Is that still too high? Probably. Have I seen it hit 100% CPU usage? Yes, rarely (but that’s usually a sign of a deeper issue).
Maybe the author is going with worst case scenario. But in that case he should probably qualify the examples more.
MotoAsh@piefed.social 10 hours ago
Well, it’s also stupid to use RAM size as an indicator of a machines CPU load capability…
Definitely sending off some tech illiterate vibes.
panda_abyss@lemmy.ca 7 hours ago
Most software shouldn’t saturate either RAM or CPU on a modern computer.
Yes, Photoshop, compiling large codevases, and video encoding and things like that should make just of an the performance available.

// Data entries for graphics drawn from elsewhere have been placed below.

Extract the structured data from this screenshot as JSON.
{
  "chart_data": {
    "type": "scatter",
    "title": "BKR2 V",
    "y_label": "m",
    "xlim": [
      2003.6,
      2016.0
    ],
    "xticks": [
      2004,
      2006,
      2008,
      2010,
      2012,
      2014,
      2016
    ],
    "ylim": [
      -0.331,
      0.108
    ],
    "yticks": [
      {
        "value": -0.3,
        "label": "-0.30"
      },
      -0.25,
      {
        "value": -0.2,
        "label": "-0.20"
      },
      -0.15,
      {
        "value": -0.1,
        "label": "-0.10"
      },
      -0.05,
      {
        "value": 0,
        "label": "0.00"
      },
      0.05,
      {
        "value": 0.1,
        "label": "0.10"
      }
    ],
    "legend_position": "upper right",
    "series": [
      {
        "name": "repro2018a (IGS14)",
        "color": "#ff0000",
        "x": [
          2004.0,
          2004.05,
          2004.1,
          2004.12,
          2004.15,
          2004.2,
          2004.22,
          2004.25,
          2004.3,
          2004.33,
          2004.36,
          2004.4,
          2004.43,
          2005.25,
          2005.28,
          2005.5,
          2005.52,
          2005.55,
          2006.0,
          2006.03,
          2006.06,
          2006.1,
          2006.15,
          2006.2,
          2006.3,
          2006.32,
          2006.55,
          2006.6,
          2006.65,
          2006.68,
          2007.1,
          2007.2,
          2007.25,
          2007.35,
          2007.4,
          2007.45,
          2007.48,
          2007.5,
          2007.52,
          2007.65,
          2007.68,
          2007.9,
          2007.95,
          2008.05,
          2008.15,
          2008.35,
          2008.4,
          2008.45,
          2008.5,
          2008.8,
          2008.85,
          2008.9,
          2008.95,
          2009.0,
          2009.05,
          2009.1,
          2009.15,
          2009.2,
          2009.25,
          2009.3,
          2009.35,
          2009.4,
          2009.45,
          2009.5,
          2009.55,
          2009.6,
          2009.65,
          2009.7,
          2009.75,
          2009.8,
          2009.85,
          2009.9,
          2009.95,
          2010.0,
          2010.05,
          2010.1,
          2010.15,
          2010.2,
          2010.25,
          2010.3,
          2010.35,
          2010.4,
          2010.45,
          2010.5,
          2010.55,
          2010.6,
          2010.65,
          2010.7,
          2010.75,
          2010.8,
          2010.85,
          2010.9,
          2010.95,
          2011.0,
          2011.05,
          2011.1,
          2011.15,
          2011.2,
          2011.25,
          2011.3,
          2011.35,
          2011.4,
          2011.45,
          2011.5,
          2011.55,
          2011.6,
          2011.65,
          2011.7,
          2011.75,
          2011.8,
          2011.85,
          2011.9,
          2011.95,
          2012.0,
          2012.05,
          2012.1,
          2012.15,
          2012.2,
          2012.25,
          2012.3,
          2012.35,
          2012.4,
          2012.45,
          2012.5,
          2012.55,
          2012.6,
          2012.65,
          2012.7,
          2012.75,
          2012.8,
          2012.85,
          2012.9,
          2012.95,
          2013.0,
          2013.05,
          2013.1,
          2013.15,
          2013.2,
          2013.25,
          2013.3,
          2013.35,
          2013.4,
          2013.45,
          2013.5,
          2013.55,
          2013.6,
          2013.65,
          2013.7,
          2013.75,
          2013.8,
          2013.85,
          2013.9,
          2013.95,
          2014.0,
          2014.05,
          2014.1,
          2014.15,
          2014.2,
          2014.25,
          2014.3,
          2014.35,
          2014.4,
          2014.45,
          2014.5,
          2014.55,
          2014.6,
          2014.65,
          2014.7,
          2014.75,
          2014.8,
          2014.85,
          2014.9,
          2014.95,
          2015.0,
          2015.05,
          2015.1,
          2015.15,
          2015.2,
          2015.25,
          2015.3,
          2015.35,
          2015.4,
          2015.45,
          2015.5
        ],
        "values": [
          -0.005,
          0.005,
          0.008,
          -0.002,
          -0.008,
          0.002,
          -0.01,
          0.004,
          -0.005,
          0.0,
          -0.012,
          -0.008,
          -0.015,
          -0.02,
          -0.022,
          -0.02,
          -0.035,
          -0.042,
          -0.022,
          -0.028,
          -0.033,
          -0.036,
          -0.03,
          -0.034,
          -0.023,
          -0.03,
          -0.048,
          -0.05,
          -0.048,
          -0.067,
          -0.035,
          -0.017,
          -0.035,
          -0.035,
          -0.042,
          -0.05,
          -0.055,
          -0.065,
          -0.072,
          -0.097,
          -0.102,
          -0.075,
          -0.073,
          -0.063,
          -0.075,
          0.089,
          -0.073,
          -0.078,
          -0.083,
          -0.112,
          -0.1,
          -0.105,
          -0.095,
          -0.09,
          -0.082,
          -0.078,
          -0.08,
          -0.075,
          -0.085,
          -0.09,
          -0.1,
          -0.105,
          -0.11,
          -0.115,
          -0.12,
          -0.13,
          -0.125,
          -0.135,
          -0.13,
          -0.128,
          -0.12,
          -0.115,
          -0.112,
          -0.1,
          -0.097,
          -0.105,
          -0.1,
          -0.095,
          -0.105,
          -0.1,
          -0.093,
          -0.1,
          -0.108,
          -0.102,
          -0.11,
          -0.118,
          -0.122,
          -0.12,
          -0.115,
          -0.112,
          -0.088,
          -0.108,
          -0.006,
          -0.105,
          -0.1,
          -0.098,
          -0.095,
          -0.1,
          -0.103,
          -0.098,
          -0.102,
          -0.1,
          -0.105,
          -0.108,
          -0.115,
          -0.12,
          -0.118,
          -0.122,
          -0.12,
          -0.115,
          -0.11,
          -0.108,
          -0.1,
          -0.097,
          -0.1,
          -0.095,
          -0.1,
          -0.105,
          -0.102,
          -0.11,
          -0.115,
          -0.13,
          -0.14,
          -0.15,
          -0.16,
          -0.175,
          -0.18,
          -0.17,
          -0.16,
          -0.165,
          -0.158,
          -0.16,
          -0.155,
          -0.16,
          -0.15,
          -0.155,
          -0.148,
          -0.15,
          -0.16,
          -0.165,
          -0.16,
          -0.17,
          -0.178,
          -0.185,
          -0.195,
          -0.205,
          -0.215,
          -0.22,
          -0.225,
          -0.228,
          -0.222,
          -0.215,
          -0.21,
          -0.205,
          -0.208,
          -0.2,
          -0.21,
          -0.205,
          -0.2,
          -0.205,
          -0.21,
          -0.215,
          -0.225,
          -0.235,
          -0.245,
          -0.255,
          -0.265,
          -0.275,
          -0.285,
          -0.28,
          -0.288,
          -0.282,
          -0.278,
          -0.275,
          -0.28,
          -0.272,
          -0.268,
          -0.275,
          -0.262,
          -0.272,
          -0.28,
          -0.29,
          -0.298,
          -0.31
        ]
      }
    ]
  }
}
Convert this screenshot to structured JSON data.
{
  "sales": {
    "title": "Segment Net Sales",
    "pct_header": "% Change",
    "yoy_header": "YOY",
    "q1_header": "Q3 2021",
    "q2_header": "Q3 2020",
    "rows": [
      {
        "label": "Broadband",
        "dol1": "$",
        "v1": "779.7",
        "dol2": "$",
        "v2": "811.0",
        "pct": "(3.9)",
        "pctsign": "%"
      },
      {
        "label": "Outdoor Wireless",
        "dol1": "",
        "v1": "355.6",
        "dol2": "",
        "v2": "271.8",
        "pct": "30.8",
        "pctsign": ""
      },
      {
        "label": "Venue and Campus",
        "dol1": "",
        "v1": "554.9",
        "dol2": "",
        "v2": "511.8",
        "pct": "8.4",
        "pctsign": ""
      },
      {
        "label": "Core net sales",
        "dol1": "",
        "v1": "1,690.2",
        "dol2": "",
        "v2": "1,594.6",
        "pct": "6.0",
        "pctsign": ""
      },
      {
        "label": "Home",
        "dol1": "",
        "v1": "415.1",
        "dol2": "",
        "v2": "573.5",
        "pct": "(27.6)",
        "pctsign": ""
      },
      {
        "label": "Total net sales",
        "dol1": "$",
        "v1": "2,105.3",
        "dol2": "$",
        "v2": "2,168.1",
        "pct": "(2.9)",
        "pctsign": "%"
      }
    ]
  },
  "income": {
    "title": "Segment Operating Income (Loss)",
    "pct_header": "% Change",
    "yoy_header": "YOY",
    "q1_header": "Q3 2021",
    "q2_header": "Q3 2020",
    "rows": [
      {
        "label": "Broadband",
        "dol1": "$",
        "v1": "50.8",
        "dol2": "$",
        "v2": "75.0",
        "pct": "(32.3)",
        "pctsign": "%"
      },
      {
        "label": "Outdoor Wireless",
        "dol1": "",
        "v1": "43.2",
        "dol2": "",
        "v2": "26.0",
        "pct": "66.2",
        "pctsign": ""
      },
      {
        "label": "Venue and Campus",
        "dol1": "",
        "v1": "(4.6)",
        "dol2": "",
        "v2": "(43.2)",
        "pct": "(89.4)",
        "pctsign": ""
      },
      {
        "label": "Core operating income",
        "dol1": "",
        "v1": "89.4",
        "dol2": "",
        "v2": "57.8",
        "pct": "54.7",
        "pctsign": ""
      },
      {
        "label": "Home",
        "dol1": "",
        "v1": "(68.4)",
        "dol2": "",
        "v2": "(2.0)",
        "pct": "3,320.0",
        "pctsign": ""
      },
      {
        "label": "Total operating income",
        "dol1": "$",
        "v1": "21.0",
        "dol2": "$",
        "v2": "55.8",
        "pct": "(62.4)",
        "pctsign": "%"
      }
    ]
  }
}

But an app like Teams or Discord should not be hitting limits basically ever (I’ll excuse running a 4k stream, but most screen sharing is actually 720p)
OmegaSunkey@ani.social 10 hours ago
I haven’t really checked but CPU usage on Teams while just being a member on a call is low, but using the camera with filters clearly uses more. Just checking CPU temps gives you more or less how much CPU is used by a program. So clearly it is just worst case scenario: using camera with filters on top.
My issue with Teams is that it uses a whole GB of ram on my machine with it just existing. It’s like it loads the entire .NET runtime on the browser or something. IDK if it uses C# on the frontend.
boonhet@sopuli.xyz 4 hours ago
IDK if it uses C# on the frontend.
Pretty sure it’s a webview app, so probably all javascript.
FishFace@lemmy.world 9 hours ago
Ram usage today is insane, because there are two types of app on the desktop today: web browsers, and things pretending not to be web browsers.
justlemmyin@lemmy.world 10 hours ago
Naah bro, teams is trash resource hog. What you are saying is essentially ‘it works on my computer’.
WanderingThoughts@europe.pub 9 hours ago
That’s been going on for a lot longer. We’ve replaced systems running on a single computer less powerfull than my phone but that could switch screens in the blink of an eye and update its information several times per second with the new systems running on several servers with all the latest gadgets, but taking ten seconds to switch screens and updates information every second at best. Yeah, those layers of abstraction start adding up over the years.
goatinspace@feddit.org 10 hours ago
ms_lane@lemmy.world 23 minutes ago
That started happening years ago.
The developers of .net should be put on trial for crimes against humanity.